Manual therapy: This type of treatment uses hands-on methods to help patients move more freely and experience less pain, such as joint mobilization, soft tissue massage, and spine manipulation.
Electrical stimulation: This technique includes stimulating the afflicted nerve with electrical currents to reduce pain and inflammation.
Heat or cold therapy: Applying heat or cold to a region can help with circulation, pain relief, and the reduction of swelling and inflammation.

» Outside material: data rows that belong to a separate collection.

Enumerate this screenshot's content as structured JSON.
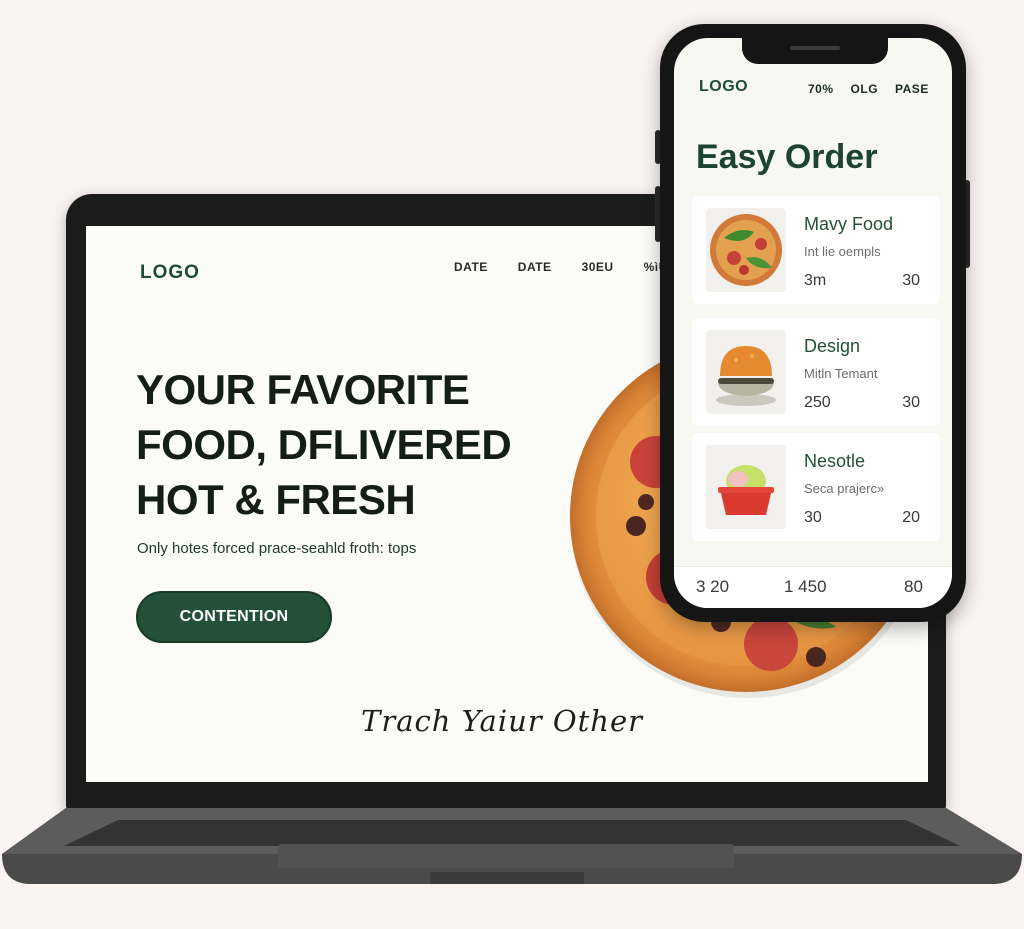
{
  "laptop": {
    "logo": "LOGO",
    "nav": [
      "DATE",
      "DATE",
      "30EU",
      "%ìU"
    ],
    "hero_lines": [
      "YOUR FAVORITE",
      "FOOD, DFLIVERED",
      "HOT & FRESH"
    ],
    "subtitle": "Only hotes forced prace-seahld froth: tops",
    "cta_label": "CONTENTION",
    "script_text": "Trach Yaiur Other"
  },
  "phone": {
    "logo": "LOGO",
    "nav": [
      "70%",
      "OLG",
      "PASE"
    ],
    "title": "Easy Order",
    "items": [
      {
        "name": "Mavy Food",
        "desc": "Int lie oempls",
        "left": "3m",
        "right": "30",
        "icon": "salad-pizza-icon"
      },
      {
        "name": "Design",
        "desc": "Mitln Temant",
        "left": "250",
        "right": "30",
        "icon": "burger-icon"
      },
      {
        "name": "Nesotle",
        "desc": "Seca prajerc»",
        "left": "30",
        "right": "20",
        "icon": "dessert-bowl-icon"
      }
    ],
    "footer": [
      "3 20",
      "1 450",
      "80"
    ]
  },
  "colors": {
    "brand_green": "#245038",
    "background": "#f9f3f1",
    "screen_bg": "#fbfbf8"
  }
}
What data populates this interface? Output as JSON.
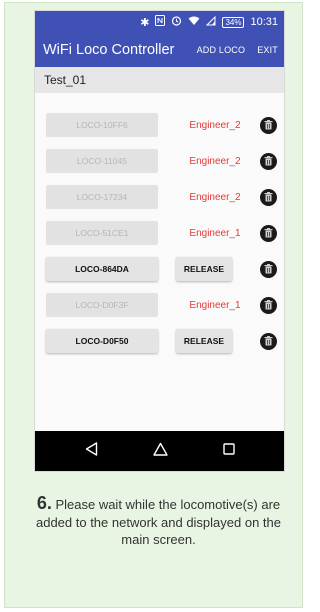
{
  "status_bar": {
    "time": "10:31",
    "battery": "34%",
    "icons": [
      "bluetooth-icon",
      "nfc-icon",
      "alarm-icon",
      "wifi-icon",
      "signal-icon",
      "battery-icon"
    ]
  },
  "app_bar": {
    "title": "WiFi Loco Controller",
    "add_loco_label": "ADD LOCO",
    "exit_label": "EXIT"
  },
  "subheader": {
    "text": "Test_01"
  },
  "locos": [
    {
      "name": "LOCO-10FF6",
      "enabled": false,
      "owner": "Engineer_2",
      "action": null
    },
    {
      "name": "LOCO-11045",
      "enabled": false,
      "owner": "Engineer_2",
      "action": null
    },
    {
      "name": "LOCO-17234",
      "enabled": false,
      "owner": "Engineer_2",
      "action": null
    },
    {
      "name": "LOCO-51CE1",
      "enabled": false,
      "owner": "Engineer_1",
      "action": null
    },
    {
      "name": "LOCO-864DA",
      "enabled": true,
      "owner": null,
      "action": "RELEASE"
    },
    {
      "name": "LOCO-D0F3F",
      "enabled": false,
      "owner": "Engineer_1",
      "action": null
    },
    {
      "name": "LOCO-D0F50",
      "enabled": true,
      "owner": null,
      "action": "RELEASE"
    }
  ],
  "nav_bar": {
    "icons": [
      "back-icon",
      "home-icon",
      "recents-icon"
    ]
  },
  "caption": {
    "step_number": "6.",
    "text": "Please wait while the locomotive(s) are added to the network and displayed on the main screen."
  },
  "colors": {
    "primary": "#3f51b5",
    "owner_text": "#e53935",
    "card_background": "#e8f5e2"
  }
}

Postural education: This type of physiotherapy educates patients in good body mechanics and posture to reduce stress on the musculoskeletal system and the injured nerve root. Maintaining good posture can help prevent or lower the risk of injury, pain, and musculoskeletal problems. It is also essential to preserving balance and stability.
TENS (Transcutaneous Electrical Nerve Stimulation): This form of electrical stimulation therapy uses tiny electrodes applied to the skin to deliver a low-voltage electrical current to the injured nerve to assist reduce pain.
Ultrasound therapy: This treatment uses high-frequency sound waves to treat the affected area’s inflammation and speed up healing.
Tecar Therapy: There aren’t currently enough publications and studies that show it to be helpful for this type of condition. Although it is still used as a pain management therapy for the alleviation of symptoms.
Medication: Nonsteroidal anti-inflammatory medicines (NSAIDs) or acetaminophen, both of which are available over-the-counter, may be recommended to treat pain and inflammation. Sometimes, stronger prescription medications like opioid painkillers or muscle relaxants may be required.
Epidural steroid injections: To reduce swelling and alleviate the pain, these injections deliver potent anti-inflammatory drugs right to the affected area.
Surgery: Surgery for lumbar radiculopathy is considered in several scenarios: 1) when nonoperative management of radicular pain fails to improve symptoms after 6+ weeks, 2) if there is acute and/or progressive motor deficit, and 3) pain is so severe and debilitating that nonoperative management is not possible. The appropriate surgical intervention depends primarily on the location and the source of nerve root compression/irritation.

It is important to remember that the type of physiotherapy suggested will depend on the needs and specific condition of the patient. It is always advised to consult a qualified physical therapist who can do a complete evaluation and develop an individualized treatment plan.